Novel formaldehyde-sensitive conductometric biosensors have been developed that are based on commercial bacterial formaldehyde dehydrogenase (FDH) from Pseudomonas putida and recombinant formaldehyde dehydrogenase (rFDH) from the yeast Hansenula polymorpha as the bio-recognition elements. The bio-recognition membranes have mono-layer architecture and consist of enzyme cross-linked with albumin and of the cofactors NAD (for FDH-based sensor) or NAD and glutathione (for rFDH-based sensor). This architecture of the biosensor allows the determination of formaldehyde without adding NAD and glutathione to the analyzed sample at every analysis and conducting measurements on the same transducer without cofactors regeneration since the bio-membrane contains it at high concentration (100 mM for NAD and 20 mM for glutathione). The response is linear in the range from 10 to 200 mM of formaldehyde concentration depending on the enzyme used. The dependence of the biosensor output signals on pH and buffer concentration as well as operational/storage stability and selectivity/specificity of the developed conductometric biosensors have been investigated. The relative standard deviation of the intra-sensor response did not exceed 4% and 10% for rFDH- and FDH-based sensors, respectively.
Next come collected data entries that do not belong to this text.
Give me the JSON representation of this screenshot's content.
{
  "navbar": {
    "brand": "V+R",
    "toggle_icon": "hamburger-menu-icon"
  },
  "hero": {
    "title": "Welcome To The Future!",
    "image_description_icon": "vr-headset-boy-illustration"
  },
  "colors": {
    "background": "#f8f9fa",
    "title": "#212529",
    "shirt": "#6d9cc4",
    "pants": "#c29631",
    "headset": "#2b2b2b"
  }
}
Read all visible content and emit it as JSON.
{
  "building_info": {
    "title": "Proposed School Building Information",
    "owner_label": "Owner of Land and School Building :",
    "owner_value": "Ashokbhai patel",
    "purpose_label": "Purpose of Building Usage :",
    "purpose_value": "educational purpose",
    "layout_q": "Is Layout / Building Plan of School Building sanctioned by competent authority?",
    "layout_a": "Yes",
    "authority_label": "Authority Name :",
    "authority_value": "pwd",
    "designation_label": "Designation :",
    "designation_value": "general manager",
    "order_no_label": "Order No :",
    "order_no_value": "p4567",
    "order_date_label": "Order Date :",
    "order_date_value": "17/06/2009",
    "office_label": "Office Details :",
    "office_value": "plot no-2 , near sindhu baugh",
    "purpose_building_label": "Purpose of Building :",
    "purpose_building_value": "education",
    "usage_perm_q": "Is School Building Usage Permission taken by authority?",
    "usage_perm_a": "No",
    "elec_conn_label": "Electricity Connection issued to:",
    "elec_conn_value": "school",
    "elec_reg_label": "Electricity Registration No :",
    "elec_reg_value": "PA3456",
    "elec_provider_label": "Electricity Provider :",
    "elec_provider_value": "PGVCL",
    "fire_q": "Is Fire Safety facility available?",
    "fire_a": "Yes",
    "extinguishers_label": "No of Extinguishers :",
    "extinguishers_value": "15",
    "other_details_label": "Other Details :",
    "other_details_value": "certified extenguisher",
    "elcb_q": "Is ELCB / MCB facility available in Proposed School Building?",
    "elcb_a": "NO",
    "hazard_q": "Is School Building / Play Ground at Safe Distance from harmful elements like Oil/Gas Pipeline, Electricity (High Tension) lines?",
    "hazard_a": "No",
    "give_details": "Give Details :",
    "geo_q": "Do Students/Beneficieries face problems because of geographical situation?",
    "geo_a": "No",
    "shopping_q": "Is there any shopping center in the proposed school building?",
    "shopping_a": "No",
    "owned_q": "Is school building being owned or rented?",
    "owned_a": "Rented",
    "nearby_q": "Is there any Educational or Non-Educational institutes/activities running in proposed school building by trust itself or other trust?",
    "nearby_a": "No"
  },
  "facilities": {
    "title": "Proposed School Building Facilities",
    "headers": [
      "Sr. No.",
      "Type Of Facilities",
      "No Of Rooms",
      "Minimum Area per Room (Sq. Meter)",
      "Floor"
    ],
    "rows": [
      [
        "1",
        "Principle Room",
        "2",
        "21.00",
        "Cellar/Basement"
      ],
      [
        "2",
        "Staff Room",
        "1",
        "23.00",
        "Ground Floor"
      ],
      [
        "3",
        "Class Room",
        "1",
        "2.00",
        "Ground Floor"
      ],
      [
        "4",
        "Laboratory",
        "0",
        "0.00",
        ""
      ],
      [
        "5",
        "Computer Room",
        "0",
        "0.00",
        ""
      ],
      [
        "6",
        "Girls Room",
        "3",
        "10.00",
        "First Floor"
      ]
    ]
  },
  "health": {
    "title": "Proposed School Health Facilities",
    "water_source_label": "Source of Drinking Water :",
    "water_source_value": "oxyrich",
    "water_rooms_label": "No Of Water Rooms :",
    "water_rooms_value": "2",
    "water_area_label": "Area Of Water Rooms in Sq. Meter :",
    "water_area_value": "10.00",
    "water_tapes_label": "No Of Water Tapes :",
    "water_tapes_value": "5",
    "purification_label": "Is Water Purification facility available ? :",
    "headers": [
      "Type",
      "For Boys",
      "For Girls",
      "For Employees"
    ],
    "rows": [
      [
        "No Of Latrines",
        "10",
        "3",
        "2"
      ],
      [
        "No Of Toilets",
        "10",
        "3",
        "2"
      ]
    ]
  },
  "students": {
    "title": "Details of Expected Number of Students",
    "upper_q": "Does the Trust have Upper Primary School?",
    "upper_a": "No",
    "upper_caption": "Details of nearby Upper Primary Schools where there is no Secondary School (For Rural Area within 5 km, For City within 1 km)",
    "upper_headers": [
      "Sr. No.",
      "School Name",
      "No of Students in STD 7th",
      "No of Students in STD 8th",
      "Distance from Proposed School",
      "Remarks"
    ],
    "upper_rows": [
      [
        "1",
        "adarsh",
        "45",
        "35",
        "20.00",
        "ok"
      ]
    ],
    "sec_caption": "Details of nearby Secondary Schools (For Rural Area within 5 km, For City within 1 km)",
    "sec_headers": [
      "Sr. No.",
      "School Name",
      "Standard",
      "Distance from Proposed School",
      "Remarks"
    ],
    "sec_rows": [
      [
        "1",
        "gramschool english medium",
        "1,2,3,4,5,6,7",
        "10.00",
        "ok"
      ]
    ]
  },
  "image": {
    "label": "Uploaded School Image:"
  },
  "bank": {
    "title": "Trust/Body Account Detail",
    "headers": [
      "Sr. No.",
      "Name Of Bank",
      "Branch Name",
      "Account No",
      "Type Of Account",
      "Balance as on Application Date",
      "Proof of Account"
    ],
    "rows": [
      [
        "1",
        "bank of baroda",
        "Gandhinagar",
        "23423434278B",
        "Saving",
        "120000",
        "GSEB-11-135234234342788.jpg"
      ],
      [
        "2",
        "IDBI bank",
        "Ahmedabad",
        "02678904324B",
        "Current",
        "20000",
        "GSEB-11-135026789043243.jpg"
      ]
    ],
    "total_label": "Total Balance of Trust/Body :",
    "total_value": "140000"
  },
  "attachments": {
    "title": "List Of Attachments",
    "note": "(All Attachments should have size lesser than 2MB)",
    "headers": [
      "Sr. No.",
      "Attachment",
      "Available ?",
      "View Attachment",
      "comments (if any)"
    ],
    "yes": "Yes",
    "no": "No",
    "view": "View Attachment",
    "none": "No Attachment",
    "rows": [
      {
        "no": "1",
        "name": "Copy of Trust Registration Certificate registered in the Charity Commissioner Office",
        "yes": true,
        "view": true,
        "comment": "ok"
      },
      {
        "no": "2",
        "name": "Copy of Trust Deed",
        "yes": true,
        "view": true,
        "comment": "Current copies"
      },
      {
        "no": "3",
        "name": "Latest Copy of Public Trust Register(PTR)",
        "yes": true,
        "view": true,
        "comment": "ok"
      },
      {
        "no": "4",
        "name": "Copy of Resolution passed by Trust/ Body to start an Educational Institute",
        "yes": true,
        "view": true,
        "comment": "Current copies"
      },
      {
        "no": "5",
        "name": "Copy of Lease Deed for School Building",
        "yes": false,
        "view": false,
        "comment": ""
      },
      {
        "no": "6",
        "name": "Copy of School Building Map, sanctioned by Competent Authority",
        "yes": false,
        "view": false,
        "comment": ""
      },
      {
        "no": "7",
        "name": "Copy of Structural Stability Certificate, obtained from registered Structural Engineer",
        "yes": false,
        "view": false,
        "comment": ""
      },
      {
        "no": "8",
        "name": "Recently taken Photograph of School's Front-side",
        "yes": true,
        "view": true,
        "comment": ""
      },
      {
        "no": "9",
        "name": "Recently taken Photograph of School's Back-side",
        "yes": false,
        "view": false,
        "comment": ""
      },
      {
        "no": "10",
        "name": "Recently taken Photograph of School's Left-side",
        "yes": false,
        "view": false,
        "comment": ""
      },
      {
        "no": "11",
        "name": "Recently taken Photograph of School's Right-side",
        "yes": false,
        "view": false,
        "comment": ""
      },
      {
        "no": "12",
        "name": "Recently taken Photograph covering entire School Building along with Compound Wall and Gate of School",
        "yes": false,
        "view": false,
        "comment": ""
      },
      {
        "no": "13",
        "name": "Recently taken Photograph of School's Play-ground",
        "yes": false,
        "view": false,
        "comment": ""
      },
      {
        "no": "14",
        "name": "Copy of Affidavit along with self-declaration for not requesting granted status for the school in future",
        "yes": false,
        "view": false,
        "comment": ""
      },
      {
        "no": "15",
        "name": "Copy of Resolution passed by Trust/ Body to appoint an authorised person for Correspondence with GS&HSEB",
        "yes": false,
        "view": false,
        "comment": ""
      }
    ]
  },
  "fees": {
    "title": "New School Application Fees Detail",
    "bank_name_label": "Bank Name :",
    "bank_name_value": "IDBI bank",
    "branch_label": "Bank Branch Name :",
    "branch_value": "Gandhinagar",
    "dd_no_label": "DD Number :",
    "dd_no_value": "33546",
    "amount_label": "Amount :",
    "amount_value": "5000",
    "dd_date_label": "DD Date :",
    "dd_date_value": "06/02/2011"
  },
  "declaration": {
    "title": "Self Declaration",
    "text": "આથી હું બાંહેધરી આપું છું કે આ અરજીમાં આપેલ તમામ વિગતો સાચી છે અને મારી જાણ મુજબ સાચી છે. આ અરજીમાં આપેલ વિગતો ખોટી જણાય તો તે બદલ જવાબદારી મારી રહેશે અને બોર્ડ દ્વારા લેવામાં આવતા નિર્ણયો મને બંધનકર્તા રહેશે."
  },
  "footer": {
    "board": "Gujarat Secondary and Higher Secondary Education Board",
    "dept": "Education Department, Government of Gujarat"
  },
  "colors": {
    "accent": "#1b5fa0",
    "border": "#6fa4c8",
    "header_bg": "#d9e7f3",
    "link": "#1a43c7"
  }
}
The relative standard deviation of the inter-sensor response constituted 20% for both dehydrogenases used. The biosensors have been validated for formaldehyde detection in some real samples of pharmaceutical (Formidron), disinfectant (Descoton forte) and an industrial product (Formalin). A good correlation does exist between the concentration values measured by the conductometric biosensor developed in this work, an enzymatic method, amperometric biosensors developed earlier, and standard analytical methods of formaldehyde determination.